Dissident: Forbidden Things Book One by Nikki McCormack is a rollicking epic fantasy novel.
Indigo has great power, but her country, Caithin, has placed severe limitations on the use of ascard, which can strengthen, heal, and create. It can also destroy. Indigo, an orphan from a disgraced family, is engaged to an abusive and jealous man and is afraid to leave him because of her tenuous situation in society.
Yiloch, the prince of Lyra, wants to overthrow the mad emperor, who is also Yiloch’s father.
When Indigo and Yiloch meet their lives change as well as the fate of their countries.
McCormack does a wonderful job of world building avoiding the dreaded info dumps. Instead, she casually introduces ascard and its effects within the story, making it believable and non-intrusive to the storyline. This ease helps keep the reader engaged in the story and not trying to wrap her head around a complicated magical system that seems foreign. Treating it as normal helps the reader accept it at face value.

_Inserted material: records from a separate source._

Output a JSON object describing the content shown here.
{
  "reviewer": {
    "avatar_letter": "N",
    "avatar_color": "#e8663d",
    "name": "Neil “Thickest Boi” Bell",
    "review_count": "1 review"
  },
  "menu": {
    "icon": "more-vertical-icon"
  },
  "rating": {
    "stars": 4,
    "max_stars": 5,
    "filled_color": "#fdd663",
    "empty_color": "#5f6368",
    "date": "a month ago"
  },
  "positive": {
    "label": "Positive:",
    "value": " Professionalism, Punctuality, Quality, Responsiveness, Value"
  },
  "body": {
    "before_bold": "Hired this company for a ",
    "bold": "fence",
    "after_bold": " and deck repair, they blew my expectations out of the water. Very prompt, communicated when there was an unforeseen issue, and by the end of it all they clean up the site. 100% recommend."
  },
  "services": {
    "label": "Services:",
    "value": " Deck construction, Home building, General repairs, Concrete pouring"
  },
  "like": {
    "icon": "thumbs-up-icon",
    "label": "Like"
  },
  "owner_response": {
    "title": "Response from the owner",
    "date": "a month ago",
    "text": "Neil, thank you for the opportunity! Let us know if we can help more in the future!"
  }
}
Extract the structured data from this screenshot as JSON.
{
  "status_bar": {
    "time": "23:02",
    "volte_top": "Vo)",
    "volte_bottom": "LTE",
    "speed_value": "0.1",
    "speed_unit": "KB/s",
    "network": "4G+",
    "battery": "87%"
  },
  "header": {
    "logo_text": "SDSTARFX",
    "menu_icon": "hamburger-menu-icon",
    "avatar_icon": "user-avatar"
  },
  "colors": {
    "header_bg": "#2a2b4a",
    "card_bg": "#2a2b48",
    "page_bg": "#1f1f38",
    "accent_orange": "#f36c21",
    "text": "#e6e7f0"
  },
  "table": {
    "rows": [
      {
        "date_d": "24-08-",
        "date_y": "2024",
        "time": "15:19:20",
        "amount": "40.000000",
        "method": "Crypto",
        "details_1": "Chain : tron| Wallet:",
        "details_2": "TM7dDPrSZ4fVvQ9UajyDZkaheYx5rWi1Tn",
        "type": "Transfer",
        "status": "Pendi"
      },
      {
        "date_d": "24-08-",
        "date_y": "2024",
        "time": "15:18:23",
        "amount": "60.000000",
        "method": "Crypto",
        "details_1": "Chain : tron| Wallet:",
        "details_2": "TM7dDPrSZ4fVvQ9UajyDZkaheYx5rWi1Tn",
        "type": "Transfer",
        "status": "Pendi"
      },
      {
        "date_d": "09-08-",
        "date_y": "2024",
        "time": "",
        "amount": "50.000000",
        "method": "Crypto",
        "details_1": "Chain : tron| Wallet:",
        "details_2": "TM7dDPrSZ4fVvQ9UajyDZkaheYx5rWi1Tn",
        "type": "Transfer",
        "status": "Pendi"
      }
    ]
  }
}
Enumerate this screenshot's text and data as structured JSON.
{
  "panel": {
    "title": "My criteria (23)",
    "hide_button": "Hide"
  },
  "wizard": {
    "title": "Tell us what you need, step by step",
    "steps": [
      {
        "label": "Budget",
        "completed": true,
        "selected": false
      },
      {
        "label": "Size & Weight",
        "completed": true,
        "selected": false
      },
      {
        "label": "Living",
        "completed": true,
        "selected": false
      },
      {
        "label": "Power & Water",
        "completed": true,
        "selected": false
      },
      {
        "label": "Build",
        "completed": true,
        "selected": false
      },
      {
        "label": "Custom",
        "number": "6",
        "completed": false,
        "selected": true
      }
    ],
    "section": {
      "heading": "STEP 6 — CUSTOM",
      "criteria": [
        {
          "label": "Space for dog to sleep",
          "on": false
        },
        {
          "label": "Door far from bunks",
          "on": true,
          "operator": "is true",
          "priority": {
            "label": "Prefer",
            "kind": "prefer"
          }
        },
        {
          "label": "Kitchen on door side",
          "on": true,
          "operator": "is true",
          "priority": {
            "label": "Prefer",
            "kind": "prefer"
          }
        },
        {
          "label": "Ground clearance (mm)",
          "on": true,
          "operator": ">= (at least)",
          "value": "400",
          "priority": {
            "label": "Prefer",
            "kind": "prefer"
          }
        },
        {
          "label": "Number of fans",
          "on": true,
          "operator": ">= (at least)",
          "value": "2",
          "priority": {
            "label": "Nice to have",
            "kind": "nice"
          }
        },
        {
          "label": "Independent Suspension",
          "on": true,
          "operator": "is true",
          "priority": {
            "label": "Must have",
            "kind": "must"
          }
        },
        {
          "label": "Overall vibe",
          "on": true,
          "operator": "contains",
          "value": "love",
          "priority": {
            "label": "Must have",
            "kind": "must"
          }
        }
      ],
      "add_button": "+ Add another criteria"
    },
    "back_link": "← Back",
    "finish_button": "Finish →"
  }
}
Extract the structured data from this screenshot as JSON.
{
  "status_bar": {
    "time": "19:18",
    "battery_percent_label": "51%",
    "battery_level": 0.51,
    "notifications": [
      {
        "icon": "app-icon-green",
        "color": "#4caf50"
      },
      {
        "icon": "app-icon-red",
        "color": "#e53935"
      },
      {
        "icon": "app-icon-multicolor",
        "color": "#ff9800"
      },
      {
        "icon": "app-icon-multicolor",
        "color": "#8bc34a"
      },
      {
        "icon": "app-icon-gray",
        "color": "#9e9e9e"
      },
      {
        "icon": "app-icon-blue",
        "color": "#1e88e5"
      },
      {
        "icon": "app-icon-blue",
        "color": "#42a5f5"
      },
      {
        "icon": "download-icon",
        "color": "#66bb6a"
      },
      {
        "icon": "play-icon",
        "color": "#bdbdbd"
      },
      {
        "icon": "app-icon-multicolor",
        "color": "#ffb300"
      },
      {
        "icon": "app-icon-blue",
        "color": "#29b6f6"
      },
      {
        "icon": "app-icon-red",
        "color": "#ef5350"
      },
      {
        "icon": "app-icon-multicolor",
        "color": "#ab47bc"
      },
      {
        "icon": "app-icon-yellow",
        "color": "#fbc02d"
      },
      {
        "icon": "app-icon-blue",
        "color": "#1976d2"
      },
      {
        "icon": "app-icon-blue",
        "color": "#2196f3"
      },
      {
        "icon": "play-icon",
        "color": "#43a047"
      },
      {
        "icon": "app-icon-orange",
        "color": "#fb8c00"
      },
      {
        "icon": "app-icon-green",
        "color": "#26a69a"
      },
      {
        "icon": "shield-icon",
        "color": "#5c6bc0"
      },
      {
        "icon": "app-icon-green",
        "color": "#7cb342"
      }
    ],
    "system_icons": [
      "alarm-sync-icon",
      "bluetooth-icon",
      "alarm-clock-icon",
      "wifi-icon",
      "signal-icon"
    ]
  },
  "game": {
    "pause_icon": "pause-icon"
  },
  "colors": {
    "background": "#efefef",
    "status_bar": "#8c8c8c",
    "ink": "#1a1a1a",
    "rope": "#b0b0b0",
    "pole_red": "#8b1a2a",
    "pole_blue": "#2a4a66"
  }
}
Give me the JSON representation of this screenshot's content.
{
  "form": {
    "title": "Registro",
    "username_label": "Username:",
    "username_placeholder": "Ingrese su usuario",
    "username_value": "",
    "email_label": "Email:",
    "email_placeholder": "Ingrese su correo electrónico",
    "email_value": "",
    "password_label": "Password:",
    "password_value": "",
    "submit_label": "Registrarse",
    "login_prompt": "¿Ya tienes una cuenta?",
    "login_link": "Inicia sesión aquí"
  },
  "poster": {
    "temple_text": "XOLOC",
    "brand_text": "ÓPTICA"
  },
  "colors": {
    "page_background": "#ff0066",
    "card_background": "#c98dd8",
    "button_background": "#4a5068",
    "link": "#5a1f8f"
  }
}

Like many fantasy novels on the market, the author focuses on the political systems and intrigue within the two countries. While both nations are fictional, the underlying issues are still prevalent (unfortunately) in today’s society. However, since the story is based on fictional entities, this allows the author leeway in making political connections and providing a framework for commentary.
Racism, slavery, domestic violence, and sexuality can be polarizing issues for many from different political, social, religious, and economic viewpoints, but cloaking them in a fantasy world is a creative way to engage openly and hopefully will foster an honest dialogue. This doesn’t mean the author has a political agenda and it doesn’t come across that she’s on a soapbox either. It’s refreshing to encounter ideas without the fear of walking the pervasive politically correct line that’s crippling conversation as of late.
The strongest aspect of Dissident is the character building. Many fantasy novels focus on the action and adventure aspects of the story. McCormack allows her characters to drive the plot. Indigo is a strong woman who has endured a lot. Yet, she’s in an abusive relationship. Not everyone will relate to her completely, but many have had to deal with past mistakes and sometimes these mistakes shape how we live in the present.
Yiloch is intriguing as well. He comes from a privileged background and is used to having his way. At times he comes across as a user of his friends and supporters. At other times he’s sensitive. He’s not the type of man many will take to right away. He’s a fierce leader and when he makes up his mind, he acts, rightly or wrongly. Oddly his polarizing ways make him endearing on some level because one has to wonder what made him this way. Yiloch is the type of person that has many layers and in the first book of the series, it’s hard to imagine that we’ve been let in completely by the author. What surprises does she have in store in the next installment?
Dissident is an excellent start in the Forbidden Things series.